What has made it feel so normal for students to wield protest as a kind of performance art, adopting the turned-up-to-11 tone justified in someone protesting police murders but now against someone invited to their campus to talk in an auditorium for 45 minutes and answer some questions?
Surely part of the reason is a desire to make a difference in a time when the issues are usually more abstract than battling legalized sexism and segregation. No protester in Selma or Birmingham took to the streets as a performative gesture, none smiled, and none based their participation on the possibility that anyone was abstractly “fostering” or “implying” anything. Today, one may seek to follow in the footsteps of the elders, and may even feel responsible for reproducing their fury. But reality interferes: The racism a James Baldwin knew was more immediate than the institutional racism, microaggressions, and cultural appropriation most of concern today…
When footage of recent protests is endlessly available in everyone’s pockets, the visceral impact of the reproduction as show can take precedence over the substance of the issues that were involved. The event, in its passion and vibrancy, becomes something you want to imitate, to be part of, to “do,” just as one often identifies with movie and musical performances. Our protesters are, in their way, like teenagers playing air guitar.
At heart, it’s “I want to do that.”
So how best to help them understand the other point of view, to wake them to what’s going on?
Because these protests are at heart a kind of acting, sober objections about the nature of free speech and intelligent inquiry argue past the participants. These protesters are quite aware that shutting down the expression of ideas does not eliminate those ideas from society, and if anything, only calls more attention to the speakers in question. All of these protesters are people who would bristle at any charge that they lack strength or self-regard, so fragile as to be constitutionally incapable of hearing dissent from their own beliefs.
Rather, we are watching people who have internalized a sense that to mime white-hot and even violent indignation, against expressions of ideas rather than against actions, demonstrates one’s moral sophistication in modern society. Logical argument will be as powerless against this new practice as it is irrelevant to its motivations.

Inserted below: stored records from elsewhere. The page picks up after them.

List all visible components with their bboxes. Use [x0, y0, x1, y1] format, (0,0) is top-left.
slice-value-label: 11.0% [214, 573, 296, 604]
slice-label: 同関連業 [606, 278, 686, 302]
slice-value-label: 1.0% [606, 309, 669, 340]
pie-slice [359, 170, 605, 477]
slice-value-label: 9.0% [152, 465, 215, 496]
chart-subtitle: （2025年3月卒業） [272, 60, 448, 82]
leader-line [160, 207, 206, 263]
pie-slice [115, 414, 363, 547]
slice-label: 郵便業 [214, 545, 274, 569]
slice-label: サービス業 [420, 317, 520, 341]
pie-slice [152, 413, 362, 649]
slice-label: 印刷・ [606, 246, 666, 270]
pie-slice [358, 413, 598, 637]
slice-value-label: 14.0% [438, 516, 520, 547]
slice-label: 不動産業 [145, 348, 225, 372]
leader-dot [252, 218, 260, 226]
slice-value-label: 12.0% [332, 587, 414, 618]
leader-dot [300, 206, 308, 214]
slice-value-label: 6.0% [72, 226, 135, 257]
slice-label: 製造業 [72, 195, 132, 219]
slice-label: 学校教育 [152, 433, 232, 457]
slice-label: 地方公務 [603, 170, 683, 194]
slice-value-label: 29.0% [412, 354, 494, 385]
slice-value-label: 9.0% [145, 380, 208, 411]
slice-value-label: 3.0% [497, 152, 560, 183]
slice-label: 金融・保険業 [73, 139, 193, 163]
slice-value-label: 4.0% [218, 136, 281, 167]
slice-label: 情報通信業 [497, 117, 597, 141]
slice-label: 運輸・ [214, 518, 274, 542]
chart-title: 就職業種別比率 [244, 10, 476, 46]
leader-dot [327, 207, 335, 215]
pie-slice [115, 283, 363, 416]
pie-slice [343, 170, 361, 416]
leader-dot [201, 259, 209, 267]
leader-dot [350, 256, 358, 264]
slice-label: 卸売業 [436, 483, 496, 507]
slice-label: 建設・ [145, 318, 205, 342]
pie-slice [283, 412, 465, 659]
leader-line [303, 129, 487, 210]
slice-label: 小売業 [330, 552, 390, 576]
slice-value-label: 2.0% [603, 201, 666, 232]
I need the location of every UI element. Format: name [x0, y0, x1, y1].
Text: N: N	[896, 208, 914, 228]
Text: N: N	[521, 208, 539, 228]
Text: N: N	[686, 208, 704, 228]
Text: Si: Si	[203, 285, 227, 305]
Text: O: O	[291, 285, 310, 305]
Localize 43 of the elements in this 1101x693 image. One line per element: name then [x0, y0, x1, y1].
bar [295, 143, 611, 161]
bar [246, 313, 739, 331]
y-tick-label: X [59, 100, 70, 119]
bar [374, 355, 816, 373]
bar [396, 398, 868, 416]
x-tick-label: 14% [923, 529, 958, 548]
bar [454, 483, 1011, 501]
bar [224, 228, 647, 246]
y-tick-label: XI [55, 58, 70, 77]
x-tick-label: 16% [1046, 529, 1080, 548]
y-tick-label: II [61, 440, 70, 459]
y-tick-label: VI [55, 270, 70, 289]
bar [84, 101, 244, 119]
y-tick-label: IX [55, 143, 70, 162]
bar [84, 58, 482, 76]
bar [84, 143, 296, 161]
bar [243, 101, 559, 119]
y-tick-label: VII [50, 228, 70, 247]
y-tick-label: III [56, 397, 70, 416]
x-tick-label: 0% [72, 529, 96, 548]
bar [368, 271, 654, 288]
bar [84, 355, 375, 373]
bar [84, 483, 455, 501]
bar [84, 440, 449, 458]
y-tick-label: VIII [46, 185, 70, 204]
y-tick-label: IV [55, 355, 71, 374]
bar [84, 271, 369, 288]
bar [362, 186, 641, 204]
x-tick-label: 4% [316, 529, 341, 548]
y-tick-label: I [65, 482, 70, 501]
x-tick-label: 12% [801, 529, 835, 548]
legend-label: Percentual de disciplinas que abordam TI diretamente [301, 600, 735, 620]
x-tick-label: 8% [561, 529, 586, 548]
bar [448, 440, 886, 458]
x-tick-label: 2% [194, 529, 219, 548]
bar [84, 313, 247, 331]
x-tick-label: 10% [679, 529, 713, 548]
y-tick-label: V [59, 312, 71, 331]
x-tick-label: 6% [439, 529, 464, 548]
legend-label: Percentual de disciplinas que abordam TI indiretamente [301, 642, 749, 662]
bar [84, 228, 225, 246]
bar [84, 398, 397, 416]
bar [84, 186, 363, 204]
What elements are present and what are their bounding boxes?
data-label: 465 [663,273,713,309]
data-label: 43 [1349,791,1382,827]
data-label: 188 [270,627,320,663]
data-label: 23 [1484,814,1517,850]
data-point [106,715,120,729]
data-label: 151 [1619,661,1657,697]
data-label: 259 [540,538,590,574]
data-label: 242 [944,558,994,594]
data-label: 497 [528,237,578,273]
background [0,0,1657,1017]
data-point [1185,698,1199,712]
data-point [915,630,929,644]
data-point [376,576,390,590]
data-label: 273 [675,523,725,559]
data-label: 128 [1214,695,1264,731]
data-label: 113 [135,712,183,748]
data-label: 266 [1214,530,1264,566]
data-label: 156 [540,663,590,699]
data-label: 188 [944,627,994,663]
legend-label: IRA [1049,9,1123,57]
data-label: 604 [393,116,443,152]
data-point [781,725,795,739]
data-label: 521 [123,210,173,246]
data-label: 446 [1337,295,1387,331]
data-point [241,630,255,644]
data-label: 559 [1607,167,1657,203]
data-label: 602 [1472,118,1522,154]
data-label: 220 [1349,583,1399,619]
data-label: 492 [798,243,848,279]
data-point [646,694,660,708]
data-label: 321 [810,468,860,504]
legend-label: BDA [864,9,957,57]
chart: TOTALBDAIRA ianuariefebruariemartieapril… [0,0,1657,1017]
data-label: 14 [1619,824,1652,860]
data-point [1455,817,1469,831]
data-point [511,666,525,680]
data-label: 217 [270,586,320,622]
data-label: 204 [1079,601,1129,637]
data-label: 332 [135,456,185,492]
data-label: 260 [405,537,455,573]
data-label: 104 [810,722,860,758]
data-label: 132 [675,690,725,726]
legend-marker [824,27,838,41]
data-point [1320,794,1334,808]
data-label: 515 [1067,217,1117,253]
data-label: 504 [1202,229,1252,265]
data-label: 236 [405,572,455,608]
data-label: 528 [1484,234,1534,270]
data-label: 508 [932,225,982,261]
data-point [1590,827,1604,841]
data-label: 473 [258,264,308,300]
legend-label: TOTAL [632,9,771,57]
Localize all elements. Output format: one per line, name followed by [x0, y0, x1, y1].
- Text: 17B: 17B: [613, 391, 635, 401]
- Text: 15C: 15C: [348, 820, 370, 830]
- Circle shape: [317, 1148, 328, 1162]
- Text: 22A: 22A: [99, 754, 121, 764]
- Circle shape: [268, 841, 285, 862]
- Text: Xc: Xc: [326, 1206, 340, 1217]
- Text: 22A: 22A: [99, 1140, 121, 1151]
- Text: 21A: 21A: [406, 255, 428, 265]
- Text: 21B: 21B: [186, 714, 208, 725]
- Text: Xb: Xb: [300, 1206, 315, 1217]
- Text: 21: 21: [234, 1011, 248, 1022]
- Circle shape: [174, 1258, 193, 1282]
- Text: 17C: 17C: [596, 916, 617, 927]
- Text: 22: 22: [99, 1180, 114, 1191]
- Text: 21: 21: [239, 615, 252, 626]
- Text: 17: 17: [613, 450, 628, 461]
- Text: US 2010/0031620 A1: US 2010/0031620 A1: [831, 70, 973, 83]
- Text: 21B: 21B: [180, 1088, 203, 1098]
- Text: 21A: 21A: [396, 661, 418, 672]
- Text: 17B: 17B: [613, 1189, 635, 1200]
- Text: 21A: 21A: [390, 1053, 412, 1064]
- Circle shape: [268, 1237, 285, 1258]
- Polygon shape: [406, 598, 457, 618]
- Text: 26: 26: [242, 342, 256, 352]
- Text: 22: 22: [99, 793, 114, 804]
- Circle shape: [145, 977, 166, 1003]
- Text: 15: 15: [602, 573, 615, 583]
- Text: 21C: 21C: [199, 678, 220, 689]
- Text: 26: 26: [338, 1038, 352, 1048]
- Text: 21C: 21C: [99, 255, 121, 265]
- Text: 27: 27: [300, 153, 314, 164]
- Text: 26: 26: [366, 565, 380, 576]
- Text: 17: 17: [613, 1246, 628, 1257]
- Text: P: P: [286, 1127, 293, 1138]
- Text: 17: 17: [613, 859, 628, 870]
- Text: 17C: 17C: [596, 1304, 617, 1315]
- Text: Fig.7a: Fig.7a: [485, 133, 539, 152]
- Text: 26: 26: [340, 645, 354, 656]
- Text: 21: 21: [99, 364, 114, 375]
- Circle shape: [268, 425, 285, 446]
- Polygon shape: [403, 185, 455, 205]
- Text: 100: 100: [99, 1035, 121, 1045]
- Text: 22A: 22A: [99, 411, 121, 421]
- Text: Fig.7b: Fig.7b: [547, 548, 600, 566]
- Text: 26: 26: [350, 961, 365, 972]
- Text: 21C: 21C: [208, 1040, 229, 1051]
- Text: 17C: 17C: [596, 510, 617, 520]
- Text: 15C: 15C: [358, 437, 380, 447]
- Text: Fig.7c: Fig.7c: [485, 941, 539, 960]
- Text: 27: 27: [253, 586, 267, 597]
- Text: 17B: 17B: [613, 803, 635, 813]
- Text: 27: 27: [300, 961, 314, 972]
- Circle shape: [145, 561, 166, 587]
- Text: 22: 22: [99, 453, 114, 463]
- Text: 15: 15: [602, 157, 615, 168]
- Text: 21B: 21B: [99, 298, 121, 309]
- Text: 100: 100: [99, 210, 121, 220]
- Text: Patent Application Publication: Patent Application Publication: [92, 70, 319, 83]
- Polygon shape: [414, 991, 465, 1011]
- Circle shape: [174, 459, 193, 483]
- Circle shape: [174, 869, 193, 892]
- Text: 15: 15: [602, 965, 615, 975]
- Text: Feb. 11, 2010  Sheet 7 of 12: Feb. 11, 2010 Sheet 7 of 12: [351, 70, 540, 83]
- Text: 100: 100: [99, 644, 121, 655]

That is, unless university administrators and professors revise the kind of logical argument they are presenting, and face a responsibility sadly difficult to step up to in our current atmosphere. If we are to allow a reasonable conception of free speech on today’s college campuses, then student protesters of this purging impulse must be told that despite the imperfections of society, their position on right-wing speakers will be neither accommodated nor sanctioned, not only because it threatens free speech and civility, but because it is a histrionic pose based on stark exaggeration.
Short of that—and let’s face it, all indications are that we shall be short of it—it would seem that we are in for a future in which controversial speakers stop even venturing to speak on college campuses, such that collegetown life becomes even more of an echo-chamber than it already was.
What lovely times we live in, in which we not only have a “president” on the right, but also a campus climate in which “progressivism” successfully exterminates the expression of all views rightward of The Nation—as in, most of the spectrum of human opinion.